Will 2023 be the tipping point for the climate crisis, at least for its effects to hit home? Over the weekend, northwestern India, and especially the hill states, were pounded by sheets of torrential rain that washed away portions of a critical national highway, inundated neighbourhoods and caused landslides that cut off mountain cities and villages. In the national capital, the heaviest deluge for a July day in 21 years – classified in the ‘very heavy’ category – marooned large swathes of the city. The litany of hardships for the ordinary citizen served as yet another reminder of how unprepared our civic infrastructure is for the kind of extreme weather events that are quickly becoming the norm across seasons.

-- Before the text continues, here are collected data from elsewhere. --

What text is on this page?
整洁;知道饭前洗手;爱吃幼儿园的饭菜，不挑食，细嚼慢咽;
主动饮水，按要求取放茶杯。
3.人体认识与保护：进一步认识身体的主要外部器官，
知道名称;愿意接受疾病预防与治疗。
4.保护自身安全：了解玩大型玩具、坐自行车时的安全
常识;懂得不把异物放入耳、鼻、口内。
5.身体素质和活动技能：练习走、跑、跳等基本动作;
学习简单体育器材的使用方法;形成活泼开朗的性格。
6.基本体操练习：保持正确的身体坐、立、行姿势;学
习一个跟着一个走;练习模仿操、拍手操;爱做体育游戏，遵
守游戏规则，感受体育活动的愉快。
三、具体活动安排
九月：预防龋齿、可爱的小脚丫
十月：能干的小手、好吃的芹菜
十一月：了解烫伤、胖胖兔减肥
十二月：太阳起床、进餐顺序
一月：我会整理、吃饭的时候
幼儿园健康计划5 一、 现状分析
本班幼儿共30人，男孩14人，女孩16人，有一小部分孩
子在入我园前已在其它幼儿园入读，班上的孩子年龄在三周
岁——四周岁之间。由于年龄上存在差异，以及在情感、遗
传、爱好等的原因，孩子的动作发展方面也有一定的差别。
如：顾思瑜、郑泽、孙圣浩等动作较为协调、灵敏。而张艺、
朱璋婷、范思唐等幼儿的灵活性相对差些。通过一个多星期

This was further reinforced by the fact that spells of very heavy rain are fairly rare for the Capital, with usually just one such day being recorded in the entire year.
After recording alarming deficits for most of June, the monsoon has made double-quick time in the last week-and-a-half. This newspaper reported last week that the monsoon has behaved erratically this year, dropping to a 65% deficit in the second week of June, before making up the deficit with more than 30% above-average rainfall every day between June 26 and July 1. The weekend’s showers reinforced this trend of temporal anomalies in the spread of rainfall – trends that, if they hold for the rest of the month, will have serious consequences for the kharif sowing, and consequently, summer crops and rural incomes. Agriculture patterns and government support will need to incorporate such changes into its policy.
We have known for some time that the climate is irreversibly changing, and any effort to stave off the crisis faces an uphill challenge, especially because the world has still not found any credible solutions for the problems of climate finance and energy transition. But the increasingly arbitrary behaviour in every season shows that the impact of vagaries in the weather will be increasingly felt by the common person. That this deluge came in the same week when the world registered four consecutive days that were the hottest on record should tell policy makers that the fury of the climate crisis will be multi-faceted and unrelenting. Despite its crushing impact, the climate crisis has, till now, not become an election issue that generates significant amounts of public anger and interest in the ways that, say, law and order does. Will 2023 change that? It should.